A former celebrity-favorite hotel along Dallas’s Stemmons Freeway is in the midst of a major residential transformation. The Cabana Motor Hotel, which once hosted acts like the Beatles and the Monkees and counted Raquel Welch among its cocktail lounge staff, is being converted into a multifamily community.
Opened in 1963, the mid-century modern property has passed through multiple hands over the decades, including a stint under the county jail system. Its latest chapter began after Sycamore Development acquired the asset in 2023 and moved forward with a full-scale redevelopment. The existing structure was completely gutted as part of the effort to convert former guest rooms into rental housing.
Sycamore Development is reconfiguring the building into a 175-unit apartment complex. While the interiors have been stripped back to accommodate residential layouts, the firm has focused on retaining and reintroducing notable design elements from the property’s heyday. According to reporting from the Dallas Business Journal, the redevelopment plan calls for restoring aspects of the building’s historic lighting system and reinstalling a portion of the original signage that once defined the hotel’s presence along the freeway.

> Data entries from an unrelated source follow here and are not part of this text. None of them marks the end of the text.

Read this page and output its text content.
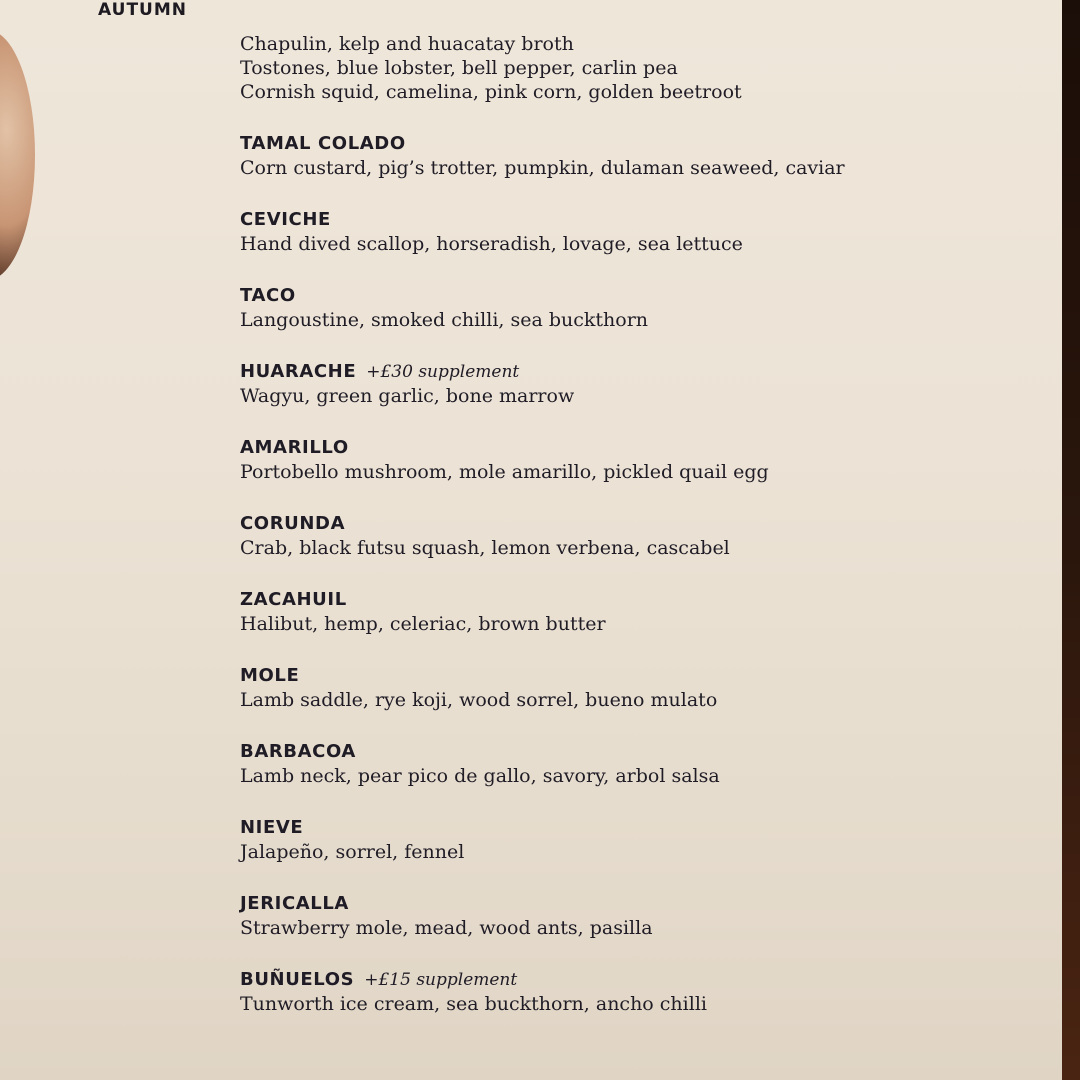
AUTUMN
Chapulin, kelp and huacatay broth
Tostones, blue lobster, bell pepper, carlin pea
Cornish squid, camelina, pink corn, golden beetroot
TAMAL COLADO
Corn custard, pig’s trotter, pumpkin, dulaman seaweed, caviar
CEVICHE
Hand dived scallop, horseradish, lovage, sea lettuce
TACO
Langoustine, smoked chilli, sea buckthorn
HUARACHE +£30 supplement
Wagyu, green garlic, bone marrow
AMARILLO
Portobello mushroom, mole amarillo, pickled quail egg
CORUNDA
Crab, black futsu squash, lemon verbena, cascabel
ZACAHUIL
Halibut, hemp, celeriac, brown butter
MOLE
Lamb saddle, rye koji, wood sorrel, bueno mulato
BARBACOA
Lamb neck, pear pico de gallo, savory, arbol salsa
NIEVE
Jalapeño, sorrel, fennel
JERICALLA
Strawberry mole, mead, wood ants, pasilla
BUÑUELOS +£15 supplement
Tunworth ice cream, sea buckthorn, ancho chilli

The redevelopment team has also restored much of the original pool and surrounding pool deck, preserving a key feature of the property’s resort-style past. The Cabana is listed in the National Register of Historic Places as an example of mid-century modern architectural design, adding a preservation dimension to the adaptive reuse effort. The combination of historic status and residential conversion positions the project at the intersection of heritage conservation and contemporary housing demand.
The conversion represents a $70 million investment. As construction advances, Sycamore Development is preparing to bring the project to market, with pre-leasing expected to begin this month. Leasing activity will provide an early read on renter demand for units in a redeveloped, historically significant hospitality asset along a major Dallas corridor.
The property’s evolution from a vintage motor hotel to a modern apartment community illustrates how aging hospitality assets can be repositioned to extend their useful life while contributing new housing stock. The integration of restored architectural elements, signage, and amenity spaces such as the pool area reflects an effort to balance contemporary residential use with the site’s mid-century roots.